Could someone please solve for z.

We know all the variables apart from z.

Cheers :)
• November 22nd 2010, 04:43 PM
topspin1617
Well, this is the best I can make out from how you have the original problem written... learning to write this stuff in TEX on here can be helpful :)

$z+h+\frac{(\frac{Q}{b}(z+h))^2}{2g}=z$.

Is this the correct problem?

Btw, I don't think this belongs in this section... this really feels like more of a basic algebra question than abstract algebra or whatever.

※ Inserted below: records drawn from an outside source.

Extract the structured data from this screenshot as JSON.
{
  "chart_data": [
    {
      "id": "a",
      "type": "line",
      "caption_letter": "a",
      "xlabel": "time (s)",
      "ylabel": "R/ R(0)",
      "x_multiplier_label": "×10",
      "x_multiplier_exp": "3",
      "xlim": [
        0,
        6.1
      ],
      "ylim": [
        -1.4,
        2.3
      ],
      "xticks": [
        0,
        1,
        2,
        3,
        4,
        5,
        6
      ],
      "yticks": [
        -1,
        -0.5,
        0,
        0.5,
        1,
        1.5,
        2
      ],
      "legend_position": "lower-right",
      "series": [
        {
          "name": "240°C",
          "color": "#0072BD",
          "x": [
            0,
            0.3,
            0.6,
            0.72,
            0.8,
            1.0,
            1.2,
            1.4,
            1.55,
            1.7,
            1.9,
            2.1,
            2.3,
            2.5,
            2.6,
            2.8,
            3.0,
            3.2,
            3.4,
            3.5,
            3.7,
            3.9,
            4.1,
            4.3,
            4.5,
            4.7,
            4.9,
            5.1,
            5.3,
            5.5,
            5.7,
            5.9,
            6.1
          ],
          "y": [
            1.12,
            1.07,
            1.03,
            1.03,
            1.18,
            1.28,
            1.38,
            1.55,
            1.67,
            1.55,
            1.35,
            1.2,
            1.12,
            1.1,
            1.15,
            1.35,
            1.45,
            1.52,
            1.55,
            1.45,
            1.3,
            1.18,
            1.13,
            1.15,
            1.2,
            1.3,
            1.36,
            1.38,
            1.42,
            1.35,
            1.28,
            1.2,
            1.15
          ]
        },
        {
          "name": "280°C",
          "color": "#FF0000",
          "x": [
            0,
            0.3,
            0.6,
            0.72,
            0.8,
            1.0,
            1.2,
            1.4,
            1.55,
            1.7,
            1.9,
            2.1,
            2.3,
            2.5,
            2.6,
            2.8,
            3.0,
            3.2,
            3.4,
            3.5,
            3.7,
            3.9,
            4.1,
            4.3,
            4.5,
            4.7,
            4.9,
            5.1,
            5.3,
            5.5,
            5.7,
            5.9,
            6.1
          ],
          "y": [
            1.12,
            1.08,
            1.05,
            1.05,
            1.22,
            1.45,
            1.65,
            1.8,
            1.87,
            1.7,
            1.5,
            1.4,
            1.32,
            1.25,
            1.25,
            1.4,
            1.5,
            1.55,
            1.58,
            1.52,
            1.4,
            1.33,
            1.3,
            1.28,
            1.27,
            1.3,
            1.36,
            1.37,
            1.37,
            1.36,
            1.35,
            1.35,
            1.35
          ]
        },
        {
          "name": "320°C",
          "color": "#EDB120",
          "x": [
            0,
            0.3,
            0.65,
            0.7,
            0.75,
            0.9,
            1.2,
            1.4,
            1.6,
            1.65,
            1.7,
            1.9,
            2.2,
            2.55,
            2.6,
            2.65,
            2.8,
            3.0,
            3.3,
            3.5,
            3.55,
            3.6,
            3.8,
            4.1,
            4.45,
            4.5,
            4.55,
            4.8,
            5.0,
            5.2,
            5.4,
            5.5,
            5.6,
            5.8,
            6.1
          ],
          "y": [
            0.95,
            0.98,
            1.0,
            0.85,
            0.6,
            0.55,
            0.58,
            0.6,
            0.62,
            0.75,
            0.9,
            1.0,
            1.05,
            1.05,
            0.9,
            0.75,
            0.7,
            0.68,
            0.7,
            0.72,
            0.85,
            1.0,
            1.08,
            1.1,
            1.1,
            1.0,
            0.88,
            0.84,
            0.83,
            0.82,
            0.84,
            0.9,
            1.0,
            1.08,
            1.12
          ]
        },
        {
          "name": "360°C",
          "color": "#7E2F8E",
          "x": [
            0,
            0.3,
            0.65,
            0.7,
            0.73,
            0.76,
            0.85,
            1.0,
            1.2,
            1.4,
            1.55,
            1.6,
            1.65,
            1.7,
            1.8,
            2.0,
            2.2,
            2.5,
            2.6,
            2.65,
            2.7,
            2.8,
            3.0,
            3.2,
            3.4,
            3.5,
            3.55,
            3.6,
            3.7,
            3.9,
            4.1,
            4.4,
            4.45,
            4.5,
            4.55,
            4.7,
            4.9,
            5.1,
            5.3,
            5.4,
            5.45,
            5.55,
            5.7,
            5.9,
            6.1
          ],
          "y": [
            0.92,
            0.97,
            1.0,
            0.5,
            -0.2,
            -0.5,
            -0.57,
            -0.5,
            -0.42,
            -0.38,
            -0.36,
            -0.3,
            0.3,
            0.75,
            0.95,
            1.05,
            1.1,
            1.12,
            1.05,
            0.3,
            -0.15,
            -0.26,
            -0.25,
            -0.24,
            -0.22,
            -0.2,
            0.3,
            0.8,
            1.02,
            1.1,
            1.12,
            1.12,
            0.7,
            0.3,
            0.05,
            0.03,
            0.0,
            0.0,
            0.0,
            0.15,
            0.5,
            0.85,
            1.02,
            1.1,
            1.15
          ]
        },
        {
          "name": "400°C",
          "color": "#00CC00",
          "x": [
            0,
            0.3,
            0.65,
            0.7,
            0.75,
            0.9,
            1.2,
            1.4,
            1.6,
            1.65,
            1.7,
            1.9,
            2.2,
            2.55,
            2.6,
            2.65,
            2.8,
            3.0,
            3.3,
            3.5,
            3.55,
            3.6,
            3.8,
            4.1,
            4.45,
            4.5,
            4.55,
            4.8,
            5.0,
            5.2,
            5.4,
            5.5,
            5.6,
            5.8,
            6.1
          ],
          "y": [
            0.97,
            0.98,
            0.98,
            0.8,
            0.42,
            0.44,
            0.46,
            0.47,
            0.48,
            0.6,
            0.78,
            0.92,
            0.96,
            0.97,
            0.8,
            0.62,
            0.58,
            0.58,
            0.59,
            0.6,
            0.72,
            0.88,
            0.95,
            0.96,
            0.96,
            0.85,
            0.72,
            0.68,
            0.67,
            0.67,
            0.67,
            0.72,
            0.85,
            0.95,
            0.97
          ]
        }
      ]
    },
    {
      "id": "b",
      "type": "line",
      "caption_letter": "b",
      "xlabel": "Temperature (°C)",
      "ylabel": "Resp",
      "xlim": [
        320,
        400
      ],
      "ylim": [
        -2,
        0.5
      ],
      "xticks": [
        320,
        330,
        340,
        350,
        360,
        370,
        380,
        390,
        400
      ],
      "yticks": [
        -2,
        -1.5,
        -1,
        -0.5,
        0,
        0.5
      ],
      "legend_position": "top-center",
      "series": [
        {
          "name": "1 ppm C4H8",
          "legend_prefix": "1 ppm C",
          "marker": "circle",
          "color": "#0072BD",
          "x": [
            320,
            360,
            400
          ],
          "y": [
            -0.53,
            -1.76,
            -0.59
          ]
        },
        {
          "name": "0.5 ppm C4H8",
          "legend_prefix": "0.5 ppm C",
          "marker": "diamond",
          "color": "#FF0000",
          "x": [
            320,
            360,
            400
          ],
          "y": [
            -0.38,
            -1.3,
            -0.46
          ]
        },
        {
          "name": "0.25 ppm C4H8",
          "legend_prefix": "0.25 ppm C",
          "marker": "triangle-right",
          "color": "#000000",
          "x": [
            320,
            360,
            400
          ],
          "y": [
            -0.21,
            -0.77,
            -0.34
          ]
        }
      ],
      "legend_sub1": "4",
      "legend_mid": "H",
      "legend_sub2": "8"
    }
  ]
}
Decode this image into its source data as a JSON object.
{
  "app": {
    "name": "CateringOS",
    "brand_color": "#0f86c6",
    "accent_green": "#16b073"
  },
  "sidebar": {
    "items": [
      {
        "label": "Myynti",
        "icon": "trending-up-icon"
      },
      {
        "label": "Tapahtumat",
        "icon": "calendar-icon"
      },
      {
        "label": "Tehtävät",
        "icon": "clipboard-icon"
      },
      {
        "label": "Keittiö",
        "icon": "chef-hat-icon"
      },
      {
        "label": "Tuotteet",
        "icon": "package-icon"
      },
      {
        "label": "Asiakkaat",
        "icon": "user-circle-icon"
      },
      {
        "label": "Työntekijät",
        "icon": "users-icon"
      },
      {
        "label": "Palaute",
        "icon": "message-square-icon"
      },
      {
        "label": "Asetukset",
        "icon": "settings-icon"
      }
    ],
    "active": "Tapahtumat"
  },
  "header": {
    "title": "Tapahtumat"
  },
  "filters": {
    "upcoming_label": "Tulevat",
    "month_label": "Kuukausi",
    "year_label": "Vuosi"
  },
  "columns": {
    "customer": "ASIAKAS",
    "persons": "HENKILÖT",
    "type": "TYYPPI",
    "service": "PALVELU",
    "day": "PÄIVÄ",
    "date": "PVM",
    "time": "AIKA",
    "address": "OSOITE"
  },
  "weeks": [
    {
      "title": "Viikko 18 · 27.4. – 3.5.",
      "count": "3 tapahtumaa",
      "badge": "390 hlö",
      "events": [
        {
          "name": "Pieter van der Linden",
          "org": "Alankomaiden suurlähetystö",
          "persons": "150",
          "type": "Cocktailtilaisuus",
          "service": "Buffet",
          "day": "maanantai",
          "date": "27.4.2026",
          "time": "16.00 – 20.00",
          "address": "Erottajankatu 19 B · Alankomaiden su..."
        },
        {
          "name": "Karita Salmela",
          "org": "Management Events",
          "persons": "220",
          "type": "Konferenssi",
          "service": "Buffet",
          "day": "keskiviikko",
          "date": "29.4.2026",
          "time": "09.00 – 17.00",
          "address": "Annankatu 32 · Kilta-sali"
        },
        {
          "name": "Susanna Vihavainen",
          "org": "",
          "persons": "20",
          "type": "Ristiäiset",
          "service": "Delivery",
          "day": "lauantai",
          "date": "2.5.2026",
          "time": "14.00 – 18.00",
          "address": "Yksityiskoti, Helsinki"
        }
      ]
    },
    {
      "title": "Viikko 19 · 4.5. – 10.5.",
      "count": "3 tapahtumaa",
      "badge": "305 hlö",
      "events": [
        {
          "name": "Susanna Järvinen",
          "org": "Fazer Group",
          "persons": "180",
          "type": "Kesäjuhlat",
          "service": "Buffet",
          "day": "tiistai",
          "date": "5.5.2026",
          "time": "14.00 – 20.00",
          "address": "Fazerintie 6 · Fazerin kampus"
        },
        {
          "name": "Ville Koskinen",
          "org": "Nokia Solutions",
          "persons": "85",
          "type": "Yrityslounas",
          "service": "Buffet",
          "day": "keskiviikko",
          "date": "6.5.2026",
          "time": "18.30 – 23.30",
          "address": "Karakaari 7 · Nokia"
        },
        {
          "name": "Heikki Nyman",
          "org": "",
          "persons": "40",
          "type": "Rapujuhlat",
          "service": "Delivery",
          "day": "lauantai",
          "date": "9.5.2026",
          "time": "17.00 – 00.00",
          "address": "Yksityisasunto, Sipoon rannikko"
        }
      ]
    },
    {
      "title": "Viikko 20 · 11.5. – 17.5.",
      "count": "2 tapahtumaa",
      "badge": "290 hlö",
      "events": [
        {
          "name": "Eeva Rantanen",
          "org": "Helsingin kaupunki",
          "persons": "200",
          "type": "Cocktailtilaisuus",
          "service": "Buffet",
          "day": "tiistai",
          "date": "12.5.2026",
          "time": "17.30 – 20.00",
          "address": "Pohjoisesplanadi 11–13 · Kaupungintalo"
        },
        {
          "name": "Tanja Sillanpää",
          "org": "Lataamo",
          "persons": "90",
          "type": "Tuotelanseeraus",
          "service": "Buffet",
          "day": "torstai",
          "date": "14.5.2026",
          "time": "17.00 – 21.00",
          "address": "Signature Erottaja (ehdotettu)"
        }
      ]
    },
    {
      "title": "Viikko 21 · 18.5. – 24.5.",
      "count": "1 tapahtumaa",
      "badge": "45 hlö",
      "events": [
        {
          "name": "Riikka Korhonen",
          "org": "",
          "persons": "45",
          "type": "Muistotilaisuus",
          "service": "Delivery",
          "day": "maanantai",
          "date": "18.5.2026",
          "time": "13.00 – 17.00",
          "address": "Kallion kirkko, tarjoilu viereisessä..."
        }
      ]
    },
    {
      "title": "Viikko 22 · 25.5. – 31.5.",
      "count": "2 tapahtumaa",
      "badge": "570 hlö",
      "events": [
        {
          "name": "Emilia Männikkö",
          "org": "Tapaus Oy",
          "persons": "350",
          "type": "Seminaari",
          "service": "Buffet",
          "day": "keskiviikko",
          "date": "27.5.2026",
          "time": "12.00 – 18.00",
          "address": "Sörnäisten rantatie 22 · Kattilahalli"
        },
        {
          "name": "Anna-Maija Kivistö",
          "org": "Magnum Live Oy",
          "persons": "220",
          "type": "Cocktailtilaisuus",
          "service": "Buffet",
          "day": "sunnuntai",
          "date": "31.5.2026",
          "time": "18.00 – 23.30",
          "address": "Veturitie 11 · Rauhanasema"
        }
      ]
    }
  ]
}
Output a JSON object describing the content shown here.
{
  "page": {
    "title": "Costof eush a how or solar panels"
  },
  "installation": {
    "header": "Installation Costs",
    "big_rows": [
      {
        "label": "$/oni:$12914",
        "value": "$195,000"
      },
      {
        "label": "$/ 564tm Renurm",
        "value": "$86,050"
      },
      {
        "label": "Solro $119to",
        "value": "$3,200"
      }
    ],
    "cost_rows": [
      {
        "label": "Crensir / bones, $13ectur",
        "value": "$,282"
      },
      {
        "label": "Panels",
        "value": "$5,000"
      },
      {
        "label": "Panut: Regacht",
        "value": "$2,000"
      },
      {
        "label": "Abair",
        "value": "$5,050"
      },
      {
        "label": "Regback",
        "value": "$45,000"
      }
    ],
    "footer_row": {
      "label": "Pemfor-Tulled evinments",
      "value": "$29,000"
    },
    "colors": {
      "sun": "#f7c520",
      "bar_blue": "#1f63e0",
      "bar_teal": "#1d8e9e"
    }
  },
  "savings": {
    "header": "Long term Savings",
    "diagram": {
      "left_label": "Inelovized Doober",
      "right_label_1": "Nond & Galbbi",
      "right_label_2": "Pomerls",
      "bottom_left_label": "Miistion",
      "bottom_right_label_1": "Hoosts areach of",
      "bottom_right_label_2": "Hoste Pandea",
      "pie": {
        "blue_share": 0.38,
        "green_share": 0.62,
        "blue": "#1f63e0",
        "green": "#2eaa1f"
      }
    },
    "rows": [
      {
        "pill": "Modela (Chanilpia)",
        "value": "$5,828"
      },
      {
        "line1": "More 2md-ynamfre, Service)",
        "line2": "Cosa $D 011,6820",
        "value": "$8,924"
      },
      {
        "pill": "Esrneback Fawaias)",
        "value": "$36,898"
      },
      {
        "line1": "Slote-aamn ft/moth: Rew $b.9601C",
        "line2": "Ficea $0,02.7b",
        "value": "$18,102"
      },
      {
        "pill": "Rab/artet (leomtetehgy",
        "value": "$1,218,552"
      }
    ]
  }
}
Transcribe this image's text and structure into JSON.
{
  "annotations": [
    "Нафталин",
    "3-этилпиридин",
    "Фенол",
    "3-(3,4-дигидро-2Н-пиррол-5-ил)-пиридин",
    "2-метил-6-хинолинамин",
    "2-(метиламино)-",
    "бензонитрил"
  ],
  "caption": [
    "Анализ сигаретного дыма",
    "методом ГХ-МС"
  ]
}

But I'll help anyway since it's here.

What work have you been able to do yourself so far?
• November 22nd 2010, 06:22 PM
mr fantastic
Quote:

Originally Posted by Haris
(z+h)+[(Q/b*(z+h))^2/(2*g)]=z

Could someone please solve for z.

We know all the variables apart from z.

Cheers :)

If you introduce some new notation such as x = z + h and (Q/b)^2/2g = a it's much easier to see:

$x + ax^2 = x - h \Rightarrow ax^2 = -h$. If a < 0 then there is no real solution for x and hence z.